Here at EMSI, we’ve identified the skills gap largely as a regional issue—you only need oil drillers where there is oil, and finance jobs are booming in the Southeast but not the Northwest. Using EMSI data to determine which skills are in demand in Massachusetts, the Boston Globe recently published an article that provides a sampling of growing middle-skill jobs in the region and offers insights about how to identify an associate’s degree program that will provide a high return on investment.
In Massachusetts, the need for technical skills is most evident in the health care industry.
For example, EMSI anticipates there will be more than 6,800 new jobs for registered nurses created in Boston before 2018, with almost 2,000 more jobs being added throughout the rest of the state.
And nursing isn’t the only skill that will be in demand in the health care industry. Health care is one of the fields where middle-skill jobs are most common, said Brian Points, an economist at EMSI. EMSI puts medical secretary, EMT, and medical lab technician among the professions with the highest projected growth by 2018.
Interestingly enough, four of the seven Top Paying Jobs You Can Get With an Associates Degree recently identified by the Boston Globe are also in the health care industry. Of course, there are middle-skill positions outside of health care, such as insurance clerks or social service assistants, that are also growing.

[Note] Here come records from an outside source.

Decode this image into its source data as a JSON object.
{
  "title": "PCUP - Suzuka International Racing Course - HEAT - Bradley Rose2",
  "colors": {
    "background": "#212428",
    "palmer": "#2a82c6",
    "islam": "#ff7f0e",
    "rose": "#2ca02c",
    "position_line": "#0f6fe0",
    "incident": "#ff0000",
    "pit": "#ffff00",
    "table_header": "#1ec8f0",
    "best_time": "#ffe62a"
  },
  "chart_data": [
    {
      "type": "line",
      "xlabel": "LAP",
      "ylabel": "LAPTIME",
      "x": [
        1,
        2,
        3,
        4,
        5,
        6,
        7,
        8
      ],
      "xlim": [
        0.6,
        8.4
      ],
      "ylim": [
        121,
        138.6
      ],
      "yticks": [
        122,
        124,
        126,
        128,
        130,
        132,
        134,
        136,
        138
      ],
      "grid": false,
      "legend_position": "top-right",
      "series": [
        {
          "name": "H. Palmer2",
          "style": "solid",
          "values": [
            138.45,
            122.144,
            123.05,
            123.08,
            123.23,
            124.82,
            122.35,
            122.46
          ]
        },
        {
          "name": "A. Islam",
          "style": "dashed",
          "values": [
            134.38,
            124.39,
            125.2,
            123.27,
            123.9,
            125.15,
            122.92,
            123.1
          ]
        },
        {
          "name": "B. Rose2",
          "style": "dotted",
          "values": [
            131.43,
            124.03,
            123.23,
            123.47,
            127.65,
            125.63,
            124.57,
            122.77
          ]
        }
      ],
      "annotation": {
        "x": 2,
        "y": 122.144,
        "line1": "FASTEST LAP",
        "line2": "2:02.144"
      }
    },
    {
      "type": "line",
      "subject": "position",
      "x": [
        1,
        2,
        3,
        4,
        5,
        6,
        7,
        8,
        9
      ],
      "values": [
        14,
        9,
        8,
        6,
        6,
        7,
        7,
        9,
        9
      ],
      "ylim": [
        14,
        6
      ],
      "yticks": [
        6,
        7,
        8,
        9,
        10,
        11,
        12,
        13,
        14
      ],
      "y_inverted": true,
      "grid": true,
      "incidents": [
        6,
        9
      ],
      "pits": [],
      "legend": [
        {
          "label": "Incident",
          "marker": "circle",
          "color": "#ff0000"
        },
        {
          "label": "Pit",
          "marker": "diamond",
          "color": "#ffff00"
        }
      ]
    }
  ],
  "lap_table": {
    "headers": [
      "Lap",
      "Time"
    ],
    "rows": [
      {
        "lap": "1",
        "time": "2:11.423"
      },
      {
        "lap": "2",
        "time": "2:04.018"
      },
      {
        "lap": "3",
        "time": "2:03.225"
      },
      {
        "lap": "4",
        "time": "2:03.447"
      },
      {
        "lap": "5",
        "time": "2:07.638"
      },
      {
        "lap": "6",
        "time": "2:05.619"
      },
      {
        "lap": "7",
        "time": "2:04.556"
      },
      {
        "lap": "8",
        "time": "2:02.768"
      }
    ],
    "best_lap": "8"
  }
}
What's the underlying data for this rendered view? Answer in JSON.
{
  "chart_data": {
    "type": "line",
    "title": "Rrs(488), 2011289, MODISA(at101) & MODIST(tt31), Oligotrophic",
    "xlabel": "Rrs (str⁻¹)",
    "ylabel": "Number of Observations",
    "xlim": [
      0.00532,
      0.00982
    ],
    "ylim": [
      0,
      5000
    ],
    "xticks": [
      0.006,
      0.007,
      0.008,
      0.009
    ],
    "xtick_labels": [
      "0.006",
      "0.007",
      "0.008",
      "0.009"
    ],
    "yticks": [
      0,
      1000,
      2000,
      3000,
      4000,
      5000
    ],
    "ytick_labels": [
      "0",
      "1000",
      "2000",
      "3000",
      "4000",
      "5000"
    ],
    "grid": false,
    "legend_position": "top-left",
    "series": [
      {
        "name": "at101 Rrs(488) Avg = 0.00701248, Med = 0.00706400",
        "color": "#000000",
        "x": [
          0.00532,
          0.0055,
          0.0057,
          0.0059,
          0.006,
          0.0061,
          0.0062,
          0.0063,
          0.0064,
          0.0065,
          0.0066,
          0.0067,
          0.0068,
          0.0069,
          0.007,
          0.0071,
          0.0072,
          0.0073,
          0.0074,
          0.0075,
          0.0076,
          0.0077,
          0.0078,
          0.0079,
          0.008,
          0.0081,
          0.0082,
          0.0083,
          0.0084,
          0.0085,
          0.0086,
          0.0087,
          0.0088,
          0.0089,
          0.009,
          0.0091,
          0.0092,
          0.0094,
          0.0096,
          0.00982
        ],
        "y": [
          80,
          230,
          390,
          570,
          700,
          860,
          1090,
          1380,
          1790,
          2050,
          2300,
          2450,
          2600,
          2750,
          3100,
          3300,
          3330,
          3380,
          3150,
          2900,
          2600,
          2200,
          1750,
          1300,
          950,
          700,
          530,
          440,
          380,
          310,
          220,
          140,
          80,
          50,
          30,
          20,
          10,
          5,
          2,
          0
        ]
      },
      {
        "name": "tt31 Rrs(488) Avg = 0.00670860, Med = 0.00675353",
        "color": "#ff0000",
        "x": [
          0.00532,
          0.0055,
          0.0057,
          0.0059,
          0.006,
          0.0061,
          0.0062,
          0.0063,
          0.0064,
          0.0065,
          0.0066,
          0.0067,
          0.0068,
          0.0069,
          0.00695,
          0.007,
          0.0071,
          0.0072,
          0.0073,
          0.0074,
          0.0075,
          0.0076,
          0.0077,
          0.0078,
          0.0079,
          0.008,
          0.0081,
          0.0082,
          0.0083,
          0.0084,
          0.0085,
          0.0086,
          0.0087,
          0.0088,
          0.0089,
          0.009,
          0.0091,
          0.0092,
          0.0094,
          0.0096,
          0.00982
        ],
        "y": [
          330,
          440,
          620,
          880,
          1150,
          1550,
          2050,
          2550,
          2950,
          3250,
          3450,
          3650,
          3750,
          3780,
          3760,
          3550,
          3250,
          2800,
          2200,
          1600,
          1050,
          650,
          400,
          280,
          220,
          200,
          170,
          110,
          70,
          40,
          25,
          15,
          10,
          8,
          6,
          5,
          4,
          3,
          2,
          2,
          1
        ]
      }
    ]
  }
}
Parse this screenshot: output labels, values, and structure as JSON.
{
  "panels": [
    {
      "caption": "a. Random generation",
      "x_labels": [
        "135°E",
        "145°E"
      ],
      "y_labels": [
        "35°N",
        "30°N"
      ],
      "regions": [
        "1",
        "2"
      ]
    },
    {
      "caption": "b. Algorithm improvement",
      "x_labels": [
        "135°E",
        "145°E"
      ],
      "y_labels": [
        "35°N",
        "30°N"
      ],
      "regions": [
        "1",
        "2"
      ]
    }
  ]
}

Training Programs and Colleges
“A general bachelor’s degree is not as valuable as it used to be,” said Points. “It’s not as valuable as someone who knows how to work directly with equipment.”
Since Massachusetts is well known for its public school system, the article highlights associate’s degree programs in the state’s community colleges as an avenue for which jobseekers could learn in-demand skills. However, the article urges readers to consider reputation before investing in a program, especially if the program is for-profit or at a private institution, and it emphasizes that connecting students to employment opportunities is a critical part of a college’s role.
The article identified Career Coach, EMSI’s online tool that maps a college’s programs to career opportunities, as an example of how schools can offer students clear pathways to careers:
A few schools in Massachusetts—Mount Wachusett Community College and the Massachusetts College of Pharmacy and Health Sciences—use an EMSI product called Career Coach that shows students a detailed and up-to-date picture of the employment opportunities graduates of a certain program will find.
Points says more and more schools will start tracking and sharing their students’ employment opportunities as education becomes focused on training students for specific jobs. He even sees traditional four-year universities waking up to the reality. “They’re having to answer questions they haven’t had to answer,” Points said.